You need: bench or any other platform, free weights, mat, resistance band.
1. Plyo Push-Up
Sets: 3
Repetitions: 10-12
- Start off in a push up position on the floor with your arms fully extended at shoulder width and keeping your body straight.
- Slowly descend to the ground by flexing through your elbows, lowering your chest towards the ground until you feel a tension in your chest.
- As soon as you feel a stretch in your muscle quickly push yourself back up so that your hands leave the ground.
- Return back to the starting position and repeat.
2. Dumbbell Step Up With Bicep Curl
Sets: 3
Repetitions: 10-12
- Place a box or bench in front of you and grab a dumbbell in each hand with a palms up grip.
- With one leg, step up on to the box and raise your other leg up (as if taking another step).
- At the top of the step curl your arms up bringing your biceps towards your shoulders, squeezing the bicep muscles.
- Return to the starting position and switch legs.
3. Lying to Side Plank
Sets: 3
Repetitions: 10-12
- Start by lying on your right side with legs extended out, one foot on top of the other and placing your right elbow right underneath your right shoulder.

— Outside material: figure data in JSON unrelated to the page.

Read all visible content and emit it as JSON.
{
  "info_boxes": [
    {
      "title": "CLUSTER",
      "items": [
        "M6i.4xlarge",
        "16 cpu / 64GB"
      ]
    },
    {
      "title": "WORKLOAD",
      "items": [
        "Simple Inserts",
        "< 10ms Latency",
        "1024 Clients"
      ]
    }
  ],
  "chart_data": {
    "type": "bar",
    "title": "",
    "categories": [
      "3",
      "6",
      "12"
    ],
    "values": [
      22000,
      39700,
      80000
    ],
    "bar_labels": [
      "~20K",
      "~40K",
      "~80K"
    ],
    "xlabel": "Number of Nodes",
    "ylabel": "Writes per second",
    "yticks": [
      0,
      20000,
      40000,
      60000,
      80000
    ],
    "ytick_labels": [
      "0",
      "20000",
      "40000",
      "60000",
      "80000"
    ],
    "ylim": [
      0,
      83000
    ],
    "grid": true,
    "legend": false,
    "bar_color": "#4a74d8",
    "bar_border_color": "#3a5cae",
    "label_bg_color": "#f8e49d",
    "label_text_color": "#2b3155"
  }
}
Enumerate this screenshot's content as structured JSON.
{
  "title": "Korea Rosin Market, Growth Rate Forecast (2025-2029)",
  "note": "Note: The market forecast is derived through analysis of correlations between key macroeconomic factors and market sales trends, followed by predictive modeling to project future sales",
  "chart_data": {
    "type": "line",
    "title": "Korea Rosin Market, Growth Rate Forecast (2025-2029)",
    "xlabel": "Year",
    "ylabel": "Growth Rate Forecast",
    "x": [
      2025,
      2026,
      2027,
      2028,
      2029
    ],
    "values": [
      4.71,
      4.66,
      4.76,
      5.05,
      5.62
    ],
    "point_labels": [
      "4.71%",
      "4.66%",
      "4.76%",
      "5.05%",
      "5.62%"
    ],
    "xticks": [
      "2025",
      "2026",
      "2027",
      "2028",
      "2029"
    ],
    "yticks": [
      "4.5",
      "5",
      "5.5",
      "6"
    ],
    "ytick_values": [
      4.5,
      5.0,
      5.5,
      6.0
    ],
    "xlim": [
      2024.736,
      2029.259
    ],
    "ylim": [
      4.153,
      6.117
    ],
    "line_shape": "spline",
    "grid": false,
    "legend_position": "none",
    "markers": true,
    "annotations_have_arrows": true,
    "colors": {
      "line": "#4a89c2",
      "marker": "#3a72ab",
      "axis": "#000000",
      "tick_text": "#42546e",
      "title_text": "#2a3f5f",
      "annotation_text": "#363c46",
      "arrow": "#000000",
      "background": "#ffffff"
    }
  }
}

- Elevate your hips and draw inward towards your spine, lifting the body onto the forearm and hold for 30 seconds to a minute then lower back to the floor.
4. Dumbbell Lateral Lunge With Bicep Curl
Sets: 3
Repetitions: 10-12
- Start off by grabbing a dumbbell in each hand with your palms facing up and standing up straight with your feet together, your back straight and your abs drawn in.
- Allow your arms to extend down fully in front of your thighs.
- While keeping your body straight, take a step sideways and then bend your waist and your knee into a lunge.
- As you go into the lunge curl your arms up towards your shoulders contracting your biceps, squeezing the muscle.
- Hold for a count and then return to starting position and switch legs.
5. Sissy Squat
Sets: 3
Repetitions: 10-12
- Start off by standing up straight, with your feet shoulder width apart next to either a smith machine or support structure.
- Bend slightly with your knees, place one arm across your chest and use the other to hold onto the support.
- Slowly lower your body backward, while raising your heels off of the ground, squatting down until you feel a stretch in your hamstrings and hold for a count.
- Return back to the starting position.
6. Band Shoulder Press
Sets: 3
Repetitions: 10-12
- To begin this exercise; stand on a band so that it is evenly distributed to be pulled by each arm.
- Grab the handles and press your arms up so that they are at shoulder level.
- Then using your shoulders, raise the hands above your sides so that they are above your head then lower the handles back down to the starting position.